Clarity: The paper is in general well-written and easy to follow.

Significance: The PDC representation and physics-inspired pretraining provide useful modeling advances. The superior performance demonstrates the significance of better capturing protein dynamics.

缺点

Limited evaluations: The evaluation is currently limited to only binding affinity prediction on a single dataset. Testing the methods on additional molecular modeling tasks and datasets would be beneficial to demonstrate broader utility.

Significance: The gains over prior methods, while significant, are still arguably incremental.Discussing current limitations and potential future directions would enrich the discourse. Examining the model's performance in extreme cases (e.g., |ΔΔG| > 5) could probably yield insights.

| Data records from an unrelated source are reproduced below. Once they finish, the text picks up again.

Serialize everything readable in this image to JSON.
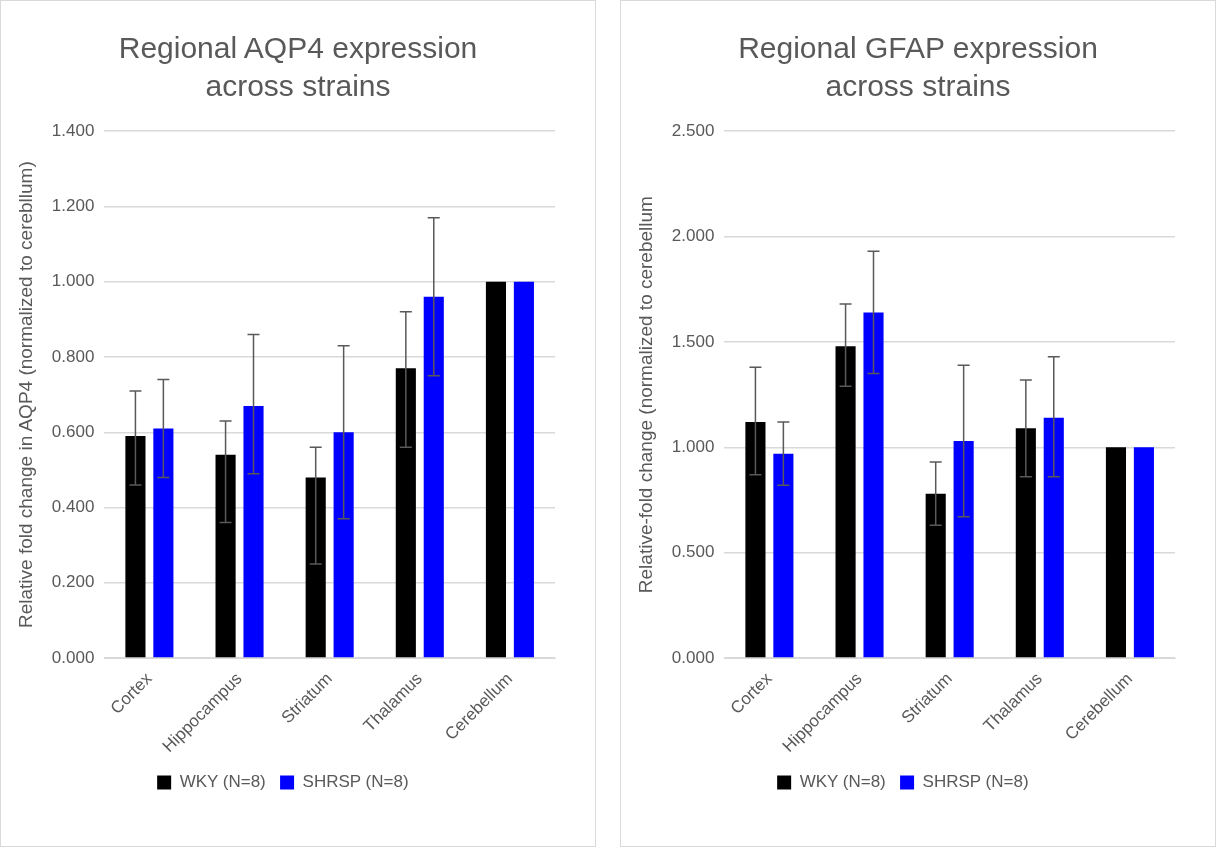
{
  "chart_data": [
    {
      "type": "bar",
      "title": "Regional AQP4 expression across strains",
      "ylabel": "Relative fold change in AQP4 (normalized to cerebllum)",
      "categories": [
        "Cortex",
        "Hippocampus",
        "Striatum",
        "Thalamus",
        "Cerebellum"
      ],
      "series": [
        {
          "name": "WKY (N=8)",
          "color": "#000000",
          "values": [
            0.59,
            0.54,
            0.48,
            0.77,
            1.0
          ],
          "errors": [
            [
              0.46,
              0.71
            ],
            [
              0.36,
              0.63
            ],
            [
              0.25,
              0.56
            ],
            [
              0.56,
              0.92
            ],
            null
          ]
        },
        {
          "name": "SHRSP (N=8)",
          "color": "#0000ff",
          "values": [
            0.61,
            0.67,
            0.6,
            0.96,
            1.0
          ],
          "errors": [
            [
              0.48,
              0.74
            ],
            [
              0.49,
              0.86
            ],
            [
              0.37,
              0.83
            ],
            [
              0.75,
              1.17
            ],
            null
          ]
        }
      ],
      "ylim": [
        0,
        1.4
      ],
      "yticks": [
        {
          "value": 0,
          "label": "0.000"
        },
        {
          "value": 0.2,
          "label": "0.200"
        },
        {
          "value": 0.4,
          "label": "0.400"
        },
        {
          "value": 0.6,
          "label": "0.600"
        },
        {
          "value": 0.8,
          "label": "0.800"
        },
        {
          "value": 1.0,
          "label": "1.000"
        },
        {
          "value": 1.2,
          "label": "1.200"
        },
        {
          "value": 1.4,
          "label": "1.400"
        }
      ],
      "grid": "y",
      "legend": "bottom"
    },
    {
      "type": "bar",
      "title": "Regional GFAP expression across strains",
      "ylabel": "Relative-fold change (normalized to cerebellum",
      "categories": [
        "Cortex",
        "Hippocampus",
        "Striatum",
        "Thalamus",
        "Cerebellum"
      ],
      "series": [
        {
          "name": "WKY (N=8)",
          "color": "#000000",
          "values": [
            1.12,
            1.48,
            0.78,
            1.09,
            1.0
          ],
          "errors": [
            [
              0.87,
              1.38
            ],
            [
              1.29,
              1.68
            ],
            [
              0.63,
              0.93
            ],
            [
              0.86,
              1.32
            ],
            null
          ]
        },
        {
          "name": "SHRSP (N=8)",
          "color": "#0000ff",
          "values": [
            0.97,
            1.64,
            1.03,
            1.14,
            1.0
          ],
          "errors": [
            [
              0.82,
              1.12
            ],
            [
              1.35,
              1.93
            ],
            [
              0.67,
              1.39
            ],
            [
              0.86,
              1.43
            ],
            null
          ]
        }
      ],
      "ylim": [
        0,
        2.5
      ],
      "yticks": [
        {
          "value": 0,
          "label": "0.000"
        },
        {
          "value": 0.5,
          "label": "0.500"
        },
        {
          "value": 1.0,
          "label": "1.000"
        },
        {
          "value": 1.5,
          "label": "1.500"
        },
        {
          "value": 2.0,
          "label": "2.000"
        },
        {
          "value": 2.5,
          "label": "2.500"
        }
      ],
      "grid": "y",
      "legend": "bottom"
    }
  ]
}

Clarity: The intuition behind the physics-inspired pretraining (PIP) task could be explained more clearly. Some additional details on how optimizing the vectorized fluctuation target enables capturing thermodynamics would be helpful. The ablation studies could be elaborated on more to provide intuition about the contribution of each component. In particular, explaining the effect of the MRM in "Per-Structure" and "Overall" settings would make the gains more understandable. In general, some parts like the mathematical formulations are very technical and could use more plain language descriptions to make the concepts more accessible. The categorization of methods for comparison could be clarified further. Simply labeling methods like ESM-IF and MIF as "unsupervised/semi-supervised" is ambiguous, since all techniques are supervised trained on ∆∆G labels for the end task.

Spelling: Minor typographical errors need correction, such as "decpicts" in the caption of Figure 2.

问题

Extensions of PDC-Net: Have you considered evaluating PDC-Net on additional molecular modeling tasks beyond binding affinity prediction? Testing generalizability to other problems like protein structure prediction could better validate its utility.